This paper presents a study on leveraging X-lifecycle data (i.e., service architecture, dependencies, and functionalities) to improve the performance of two critical tasks in cloud incident management: (1) automatically generating root cause recommendations for dependency failure-related incidents, and (2) identifying the ontology of service monitors used for automatically detecting incidents. The study demonstrates that augmenting contextual information from different stages of the software development lifecycle (SDLC) significantly improves the accuracy of these tasks.
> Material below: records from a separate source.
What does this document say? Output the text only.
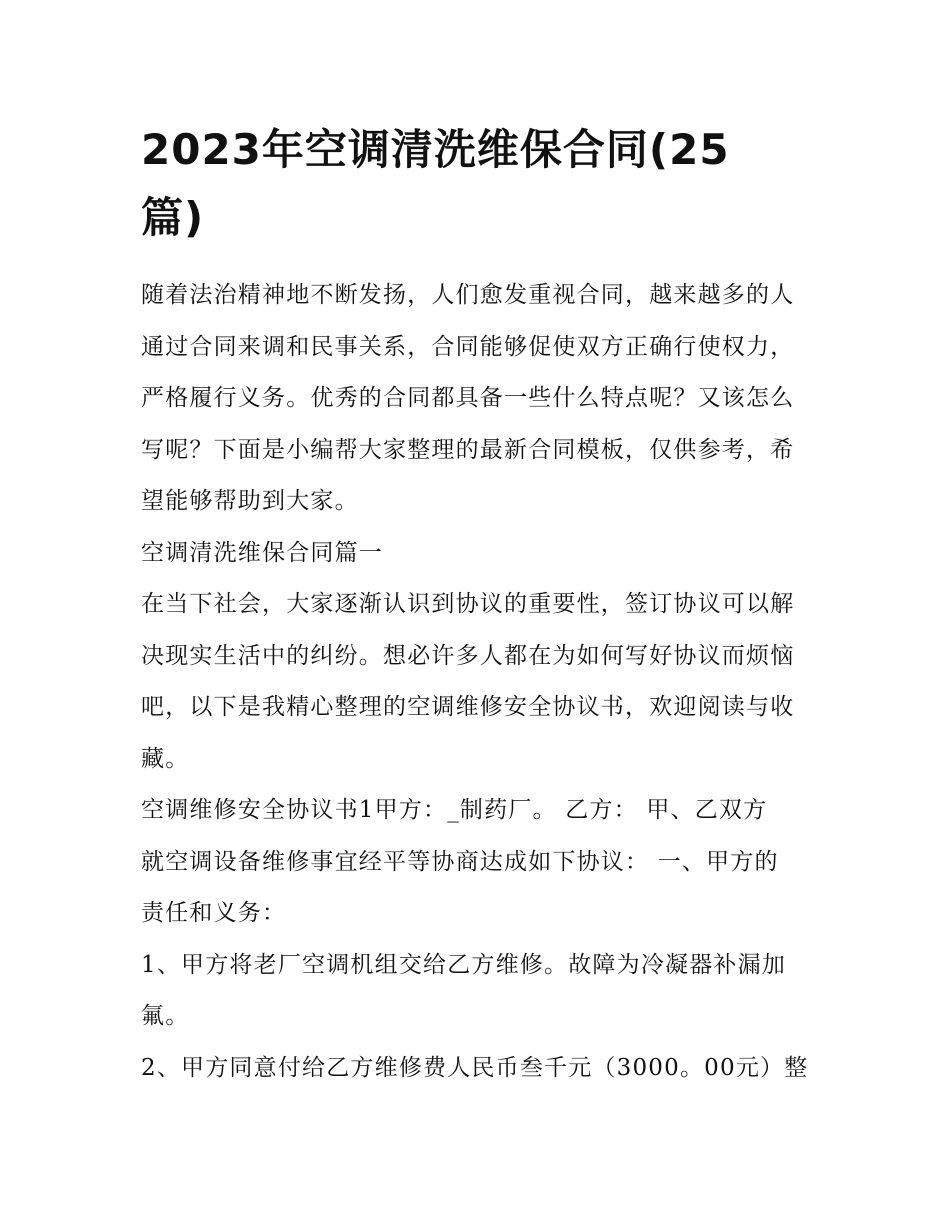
2023年空调清洗维保合同(25
篇)

随着法治精神地不断发扬，人们愈发重视合同，越来越多的人
通过合同来调和民事关系，合同能够促使双方正确行使权力，
严格履行义务。优秀的合同都具备一些什么特点呢？又该怎么
写呢？下面是小编帮大家整理的最新合同模板，仅供参考，希
望能够帮助到大家。

空调清洗维保合同篇一

在当下社会，大家逐渐认识到协议的重要性，签订协议可以解
决现实生活中的纠纷。想必许多人都在为如何写好协议而烦恼
吧，以下是我精心整理的空调维修安全协议书，欢迎阅读与收
藏。

空调维修安全协议书1甲方：_制药厂。 乙方： 甲、乙双方
就空调设备维修事宜经平等协商达成如下协议： 一、甲方的
责任和义务：

1、甲方将老厂空调机组交给乙方维修。故障为冷凝器补漏加
氟。

2、甲方同意付给乙方维修费人民币叁千元（3000。00元）整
The experiments were conducted on real-world incident and monitor datasets from Microsoft, with 353 incidents and 260 monitors used for evaluation.
For root cause analysis of dependency failures, the study proposes a method that incorporates upstream service dependencies and their properties into the prompt used to query large language models (LLMs), such as GPT-4. This approach significantly improves the accuracy of root cause recommendations compared to state-of-the-art methods. The results show that incorporating service properties and upstream dependency information on top of in-context examples can significantly improve the root cause recommendation accuracy.
For monitor categorization, the study demonstrates that leveraging service and component functionalities can boost the classification accuracy while predicting the resource and SLO classes. The results show a consistent enhancement in SLO class predictions when additional context from service descriptions is incorporated.
The study also highlights the importance of using contextual information from different stages of the SDLC to improve the performance of incident management tasks. The results show that incorporating additional contextual information, such as service descriptions, can significantly improve the accuracy of root cause analysis and monitor categorization. The study also identifies that the effect of additional service context is more prominent on SLO classes, as the overall description helps to provide better context on the service level objectives.
The study concludes that leveraging X-lifecycle data can significantly improve the performance of incident management tasks, and that additional contextual information, such as service descriptions, can be particularly useful in improving the accuracy of root cause analysis and monitor categorization. The study also highlights the importance of using contextual information from different stages of the SDLC to improve the performance of incident management tasks.This paper presents a study on leveraging X-lifecycle data (i.e., service architecture, dependencies, and functionalities) to improve the performance of two critical tasks in cloud incident management: (1) automatically generating root cause recommendations for dependency failure-related incidents, and (2) identifying the ontology of service monitors used for automatically detecting incidents. The study demonstrates that augmenting contextual information from different stages of the software development lifecycle (SDLC) significantly improves the accuracy of these tasks. The experiments were conducted on real-world incident and monitor datasets from Microsoft, with 353 incidents and 260 monitors used for evaluation.
For root cause analysis of dependency failures, the study proposes a method that incorporates upstream service dependencies and their properties into the prompt used to query large language models (LLMs), such as GPT-4. This approach significantly improves the accuracy of root cause recommendations compared to state-of-the-art methods. The results show that incorporating service properties and upstream dependency information on top of in-context examples can significantly improve the root cause recommendation accuracy.
For monitor categorization, the study demonstrates that leveraging service and component functionalities can boost the classification accuracy while predicting the resource and SLO classes. The results show a consistent enhancement in SLO class predictions when additional context from service descriptions is incorporated.
The study also highlights the importance of using contextual information from different stages of the SDLC to improve the performance of incident management tasks. The results show that incorporating additional contextual information, such as service descriptions, can significantly improve the accuracy of root cause analysis and monitor categorization. The study also identifies that the effect of additional service context is more prominent on SLO classes, as the overall description helps to provide better context on the service level objectives.
The study concludes that leveraging X-lifecycle data can significantly improve the performance of incident management tasks, and that additional contextual information, such as service descriptions, can be particularly useful in improving the accuracy of root cause analysis and monitor categorization. The study also highlights the importance of using contextual information from different stages of the SDLC to improve the performance of incident management tasks.